Anonymous 0 Comments

The money that gets paid to the patent office when filing for a patent mostly goes to keep the patent office going.

The patent office is not really a for profit business, they just make you pay fees when you file stuff with them to cover the cost of the work they are doing. Bureaucracy costs money and rather than making the average tax-payer pay for it they charge the people who directly benefit from it.

You can see what the US Patent Office charges here:


You can also see what their budget is here:


The have some money over after paying of everything, but they also need to keep some money in reserve to cover next years expenses in case they take in less in fees.

Anonymous 0 Comments

It mostly pays for operating the patent office.

Patent offices don’t collect anywhere as near as trillions of dollars. For example, the [US patent office’s budget for 2023](https://www.commerce.gov/sites/default/files/2022-03/FY2023-USPTO-Congressional-Budget-Submission.pdf) estimates $4.25 billion in collected fees, and $4.15 billion in spending. The rest of the revenue is reserved.

Anonymous 0 Comments

It’s rare for an individual products to be patented.

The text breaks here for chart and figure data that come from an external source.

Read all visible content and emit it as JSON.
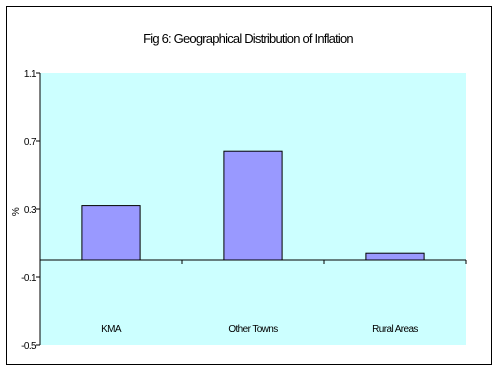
{
  "chart_data": {
    "type": "bar",
    "title": "Fig 6: Geographical Distribution of Inflation",
    "xlabel": "",
    "ylabel": "%",
    "categories": [
      "KMA",
      "Other Towns",
      "Rural Areas"
    ],
    "values": [
      0.32,
      0.64,
      0.04
    ],
    "ylim": [
      -0.5,
      1.1
    ],
    "yticks": [
      -0.5,
      -0.1,
      0.3,
      0.7,
      1.1
    ],
    "ytick_labels": [
      "-0.5",
      "-0.1",
      "0.3",
      "0.7",
      "1.1"
    ],
    "grid": false,
    "legend": "none",
    "colors": {
      "plot_background": "#ccffff",
      "bar_fill": "#9999ff",
      "bar_stroke": "#000000",
      "axis": "#000000"
    }
  }
}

For example, take the laptop in front of me. That laptop will have all sorts of patented technology in it. The bluetooth I’m sure is patented, USB and HDMI might well be, and there will be patents relating to the processor, screen, motherboard, etc..

But none of those patents will be unique to this particular laptop. They’ll all – like bluetooth – be technologies used across many different products.

In terms of numbers, it looks like there are about 300-350,000 patents filed in the US annual, and filing them costs about $500-1000 in revenue. So that’s somewhere between $150-350 in revenue annually. And the system itself will cost money to run – doing the admin, making sure patents are legitimate, etc..

Anonymous 0 Comments

If you invent something new, you can patent it (most of the time). In order to do so, you pay a fee to the government (the patent office), who then check if it is really your invention, if it is a new invention, if something like it already has been patented, if it is relevant enough to be patented,…

Once you hold the patent, no one is allowed to use your invention without your permission. Which either means no one else can use it (for example Lego up until recently), or you charge a fee to anyone who wants to use your patent.

This fee is essentially your profit from inventing the thing in the first place, since R&D takes a lot of resources.

Anonymous 0 Comments

The money for patents mostly goes to two places. Government administration to cover the costs of filing, and on legal professionals like lawyers who charge money for the service of registering intellectual property including trademarks, copyrights and patents. Therefore, to answer your question, the money goes primarily to law firms specialising in IP.

Anonymous 0 Comments

Patent fees cover the costs of running the patent office… a patent typically costs a few thousand dollars in fees to the USPTO. And that fee covers all the administration, research, legal work, etc. that has to happen to grant the patent.

Not every product has a patent… many just re-use existing patents, or don’t have patentable advances.

Anonymous 0 Comments

It goes to the patent office. It keeps the place running and then goes into the pockets of the people that work at the patent office and towards whatever they spend it on. It’s not just being collected.

Anonymous 0 Comments

Thank you guys for answering my questions!